Lab 2: Linear Regression


NOTE: This is a lab project accompanying the following book [MLF] and it should be used together with the book.

[MLF] H. Jiang, "Machine Learning Fundamentals: A Concise Introduction", Cambridge University Press, 2021. (bibtex)
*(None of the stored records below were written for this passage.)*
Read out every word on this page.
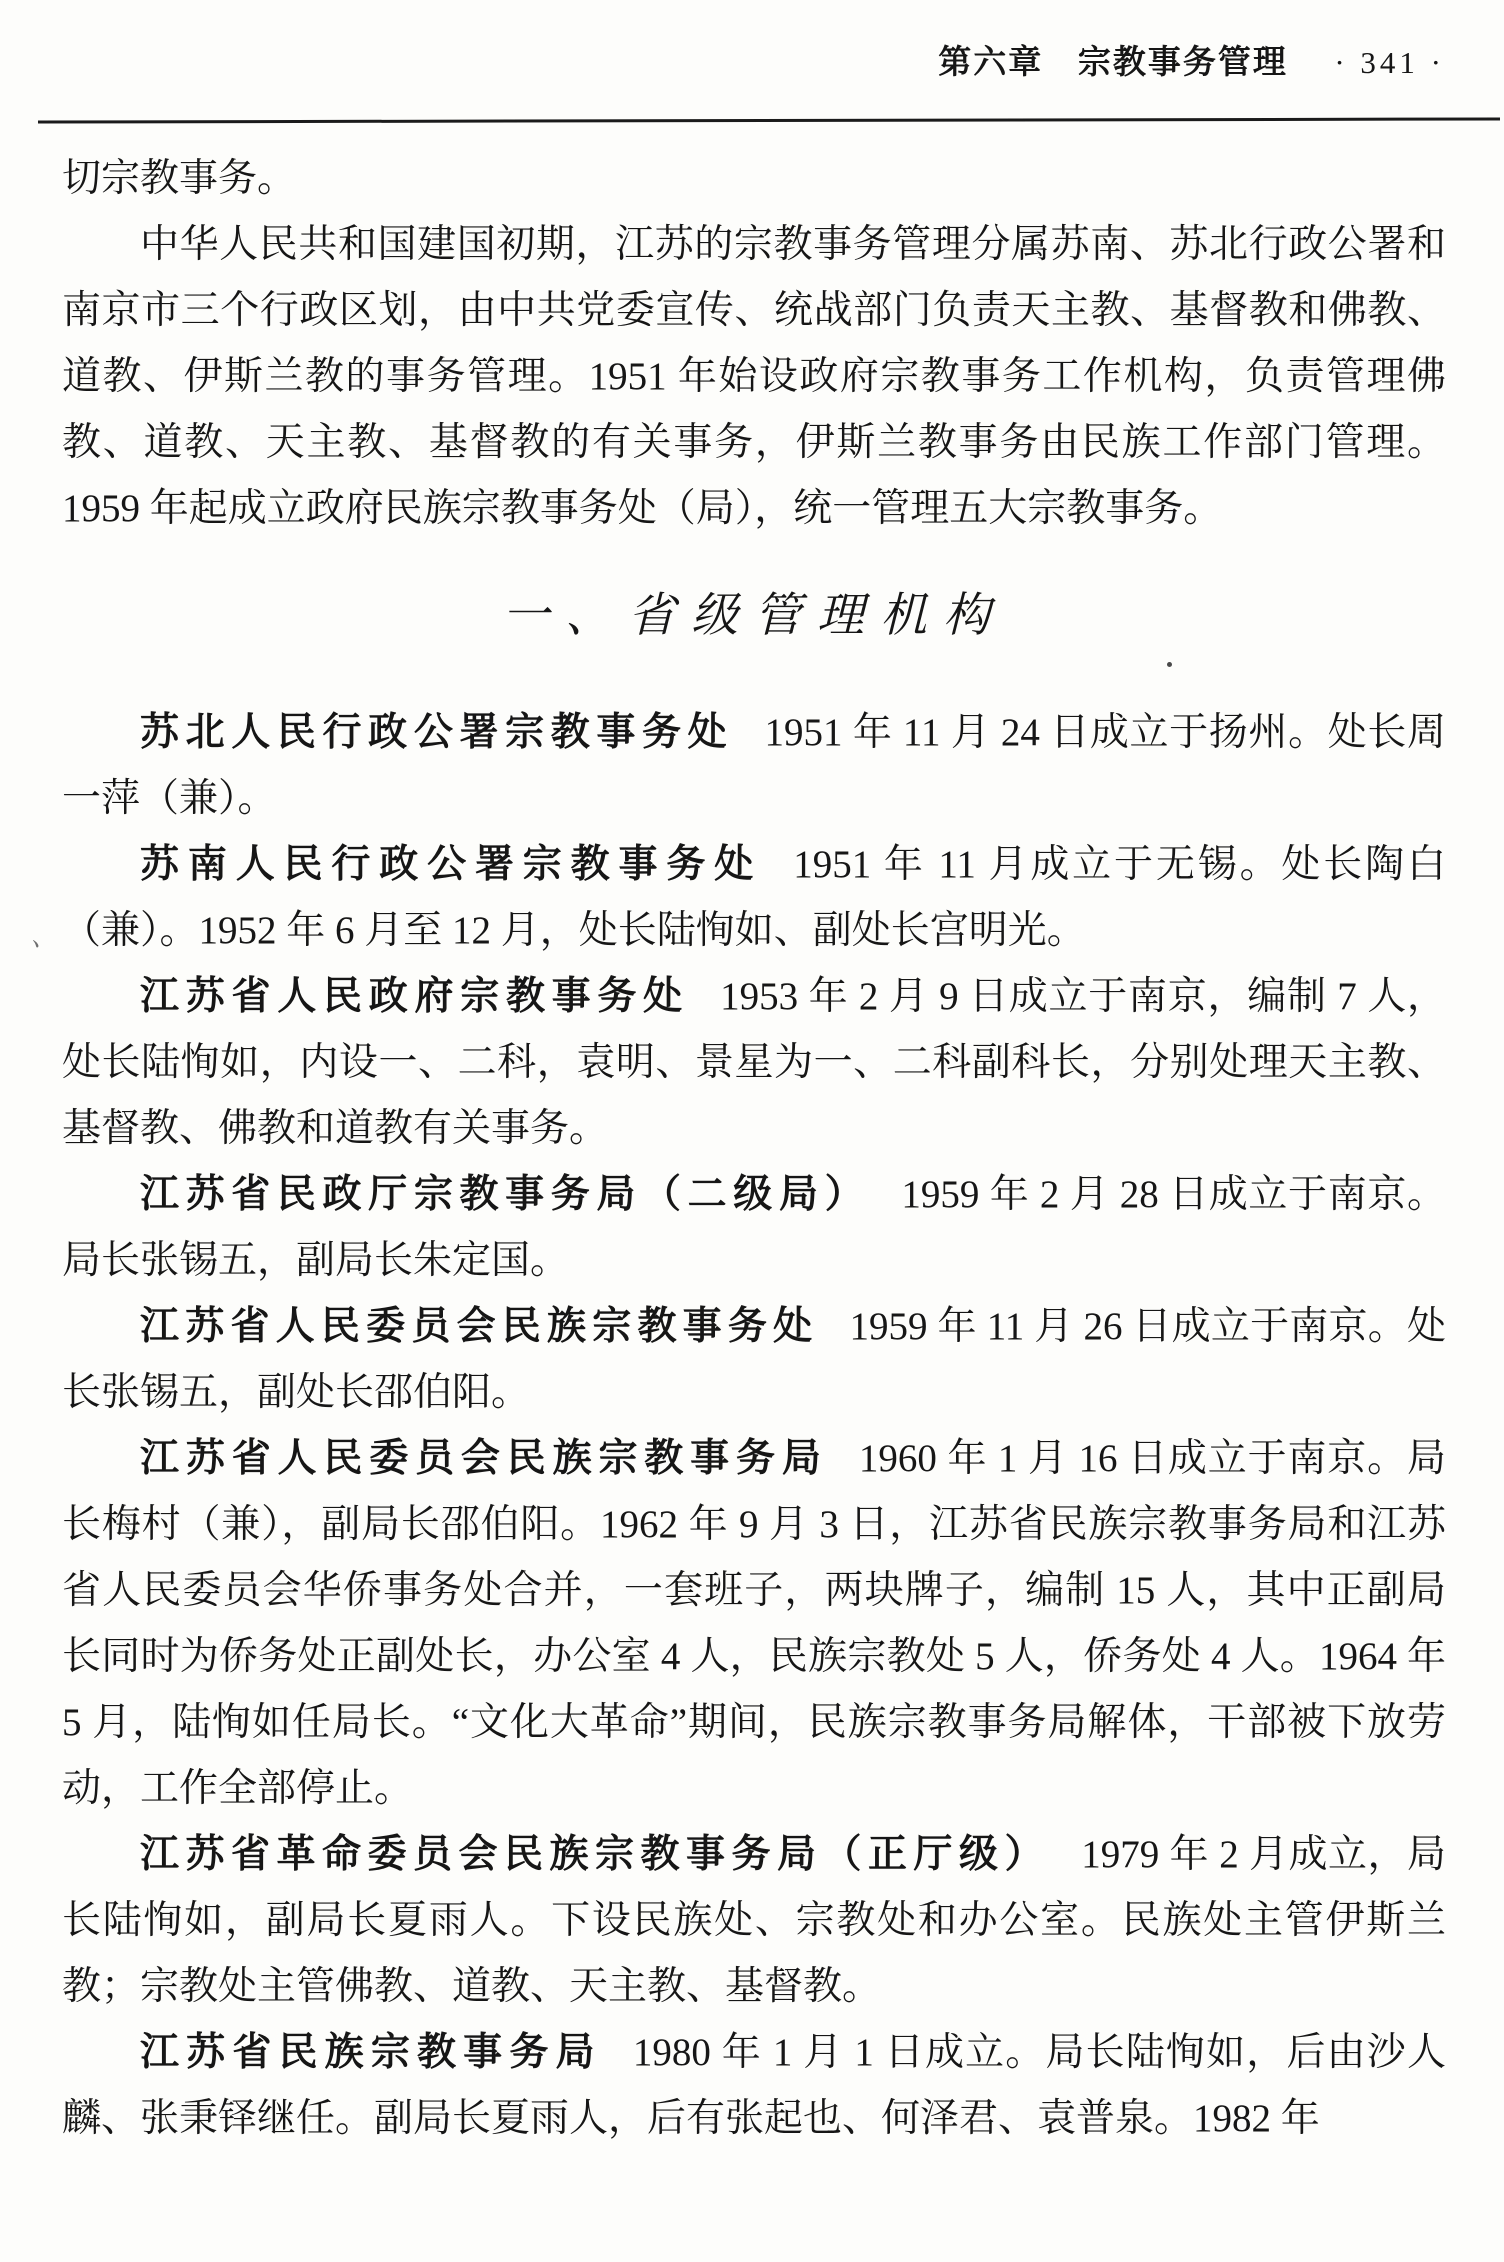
第六章 宗教事务管理 · 341 ·
、

切宗教事务。

中华人民共和国建国初期，江苏的宗教事务管理分属苏南、苏北行政公署和南京市三个行政区划，由中共党委宣传、统战部门负责天主教、基督教和佛教、道教、伊斯兰教的事务管理。1951 年始设政府宗教事务工作机构，负责管理佛教、道教、天主教、基督教的有关事务，伊斯兰教事务由民族工作部门管理。1959 年起成立政府民族宗教事务处（局），统一管理五大宗教事务。

一、省级管理机构

苏北人民行政公署宗教事务处 1951 年 11 月 24 日成立于扬州。处长周一萍（兼）。

苏南人民行政公署宗教事务处 1951 年 11 月成立于无锡。处长陶白（兼）。1952 年 6 月至 12 月，处长陆恂如、副处长宫明光。

江苏省人民政府宗教事务处 1953 年 2 月 9 日成立于南京，编制 7 人，处长陆恂如，内设一、二科，袁明、景星为一、二科副科长，分别处理天主教、基督教、佛教和道教有关事务。

江苏省民政厅宗教事务局（二级局） 1959 年 2 月 28 日成立于南京。局长张锡五，副局长朱定国。

江苏省人民委员会民族宗教事务处 1959 年 11 月 26 日成立于南京。处长张锡五，副处长邵伯阳。

江苏省人民委员会民族宗教事务局 1960 年 1 月 16 日成立于南京。局长梅村（兼），副局长邵伯阳。1962 年 9 月 3 日，江苏省民族宗教事务局和江苏省人民委员会华侨事务处合并，一套班子，两块牌子，编制 15 人，其中正副局长同时为侨务处正副处长，办公室 4 人，民族宗教处 5 人，侨务处 4 人。1964 年 5 月，陆恂如任局长。“文化大革命”期间，民族宗教事务局解体，干部被下放劳动，工作全部停止。

江苏省革命委员会民族宗教事务局（正厅级） 1979 年 2 月成立，局长陆恂如，副局长夏雨人。下设民族处、宗教处和办公室。民族处主管伊斯兰教；宗教处主管佛教、道教、天主教、基督教。

江苏省民族宗教事务局 1980 年 1 月 1 日成立。局长陆恂如，后由沙人麟、张秉铎继任。副局长夏雨人，后有张起也、何泽君、袁普泉。1982 年
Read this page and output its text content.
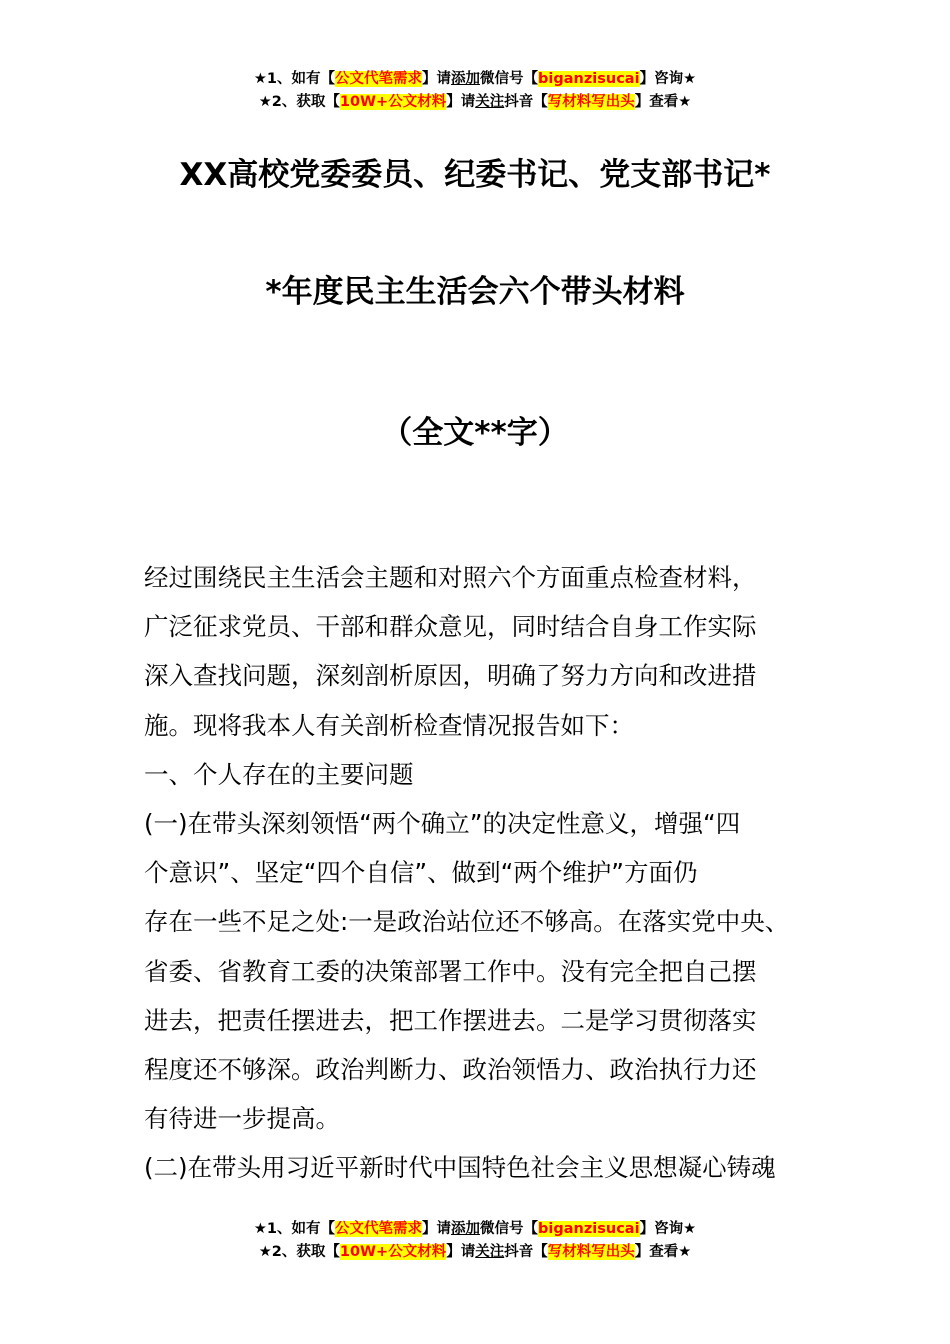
★1、如有【公文代笔需求】请添加微信号【biganzisucai】咨询★
★2、获取【10W+公文材料】请关注抖音【写材料写出头】查看★
XX高校党委委员、纪委书记、党支部书记*
*年度民主生活会六个带头材料
（全文**字）

经过围绕民主生活会主题和对照六个方面重点检查材料，

广泛征求党员、干部和群众意见，同时结合自身工作实际

深入查找问题，深刻剖析原因，明确了努力方向和改进措

施。现将我本人有关剖析检查情况报告如下：

一、个人存在的主要问题

(一)在带头深刻领悟“两个确立”的决定性意义，增强“四

个意识”、坚定“四个自信”、做到“两个维护”方面仍

存在一些不足之处:一是政治站位还不够高。在落实党中央、

省委、省教育工委的决策部署工作中。没有完全把自己摆

进去，把责任摆进去，把工作摆进去。二是学习贯彻落实

程度还不够深。政治判断力、政治领悟力、政治执行力还

有待进一步提高。

(二)在带头用习近平新时代中国特色社会主义思想凝心铸魂

★1、如有【公文代笔需求】请添加微信号【biganzisucai】咨询★
★2、获取【10W+公文材料】请关注抖音【写材料写出头】查看★
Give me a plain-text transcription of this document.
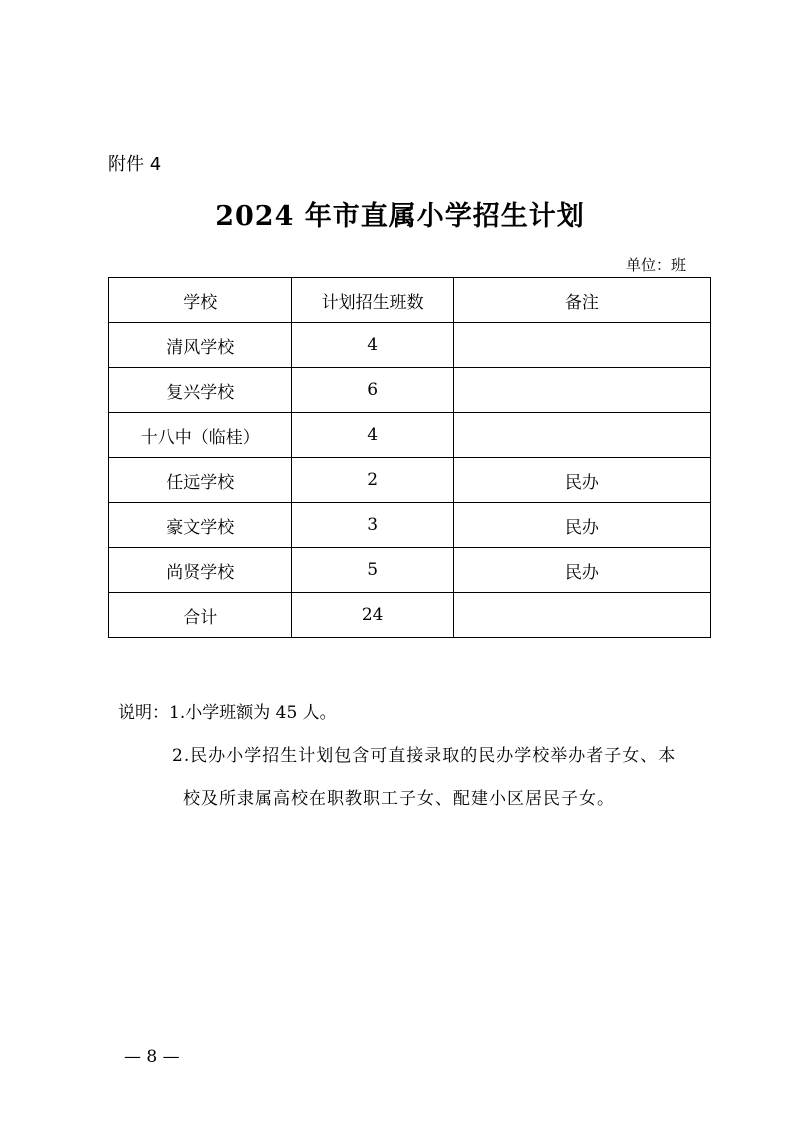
附件 4
2024 年市直属小学招生计划
单位：班
学校	计划招生班数	备注
清风学校	4	
复兴学校	6	
十八中（临桂）	4	
任远学校	2	民办
豪文学校	3	民办
尚贤学校	5	民办
合计	24	
说明：1.小学班额为 45 人。
2.民办小学招生计划包含可直接录取的民办学校举办者子女、本
校及所隶属高校在职教职工子女、配建小区居民子女。
— 8 —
The purpose of this lab is to apply a simple machine learning method, namely linear regression, to some regression and classification tasks on two popular data sets. We will show how linear regression may differ when used to solve a regression or classification problem. As we know, linear regression is simple enough so that we can derive the closed-form solution to solve it. In this project, we will use both the closed-form method and an iterative gradient descent method (e.g. minibatch SGD) to solve linear regression for these tasks and compare their pros and cons in practice. Moreover, we will use linear regression as a simple example to explain some fine-tuning tricks when using any iterative optimization methods (e.g. SGD) in machine learning. As we will see in the up-coming projects, these tricks become vital in learning large models in machine learning, such as deep neural networks.

Prerequisites: N/A

I. Linear Regression for Regression

Example 2.1:

Use linear regression to predict house prices in the popular Boston House data set. Consider to use both the closed-form solution and an iterative method to fit to the data and discuss their pros and cons with some experimental results.

In [4]:
# download boston house data from Google drive

!gdown --folder https://drive.google.com/drive/folders/12L9XNwhIH2wQBa4-IdQrhsrtgRFbeIMZ 2> /dev/null
Processing file 1IZf0tFGW3Zv3Ax5gxKgnklHe1DUI7CAI boston.csv
Building directory structure completed
In [7]:
# load Boston House data set
import pandas as pd
import numpy as np

raw_data = pd.read_csv('Boston/boston.csv', header=None)
data_rows = np.reshape(raw_data.to_numpy(), (506,14))
data = data_rows[:,:13]
target = data_rows[:,13]

# normalize input features to zero-mean and unit-variance
data = (data-np.mean(data, axis=0))/np.std(data, axis=0) 

print(data.shape)
print(target.shape)
(506, 13)
(506,)
In [ ]:
# use the closed-form solution (Eq(6.9) on page 112)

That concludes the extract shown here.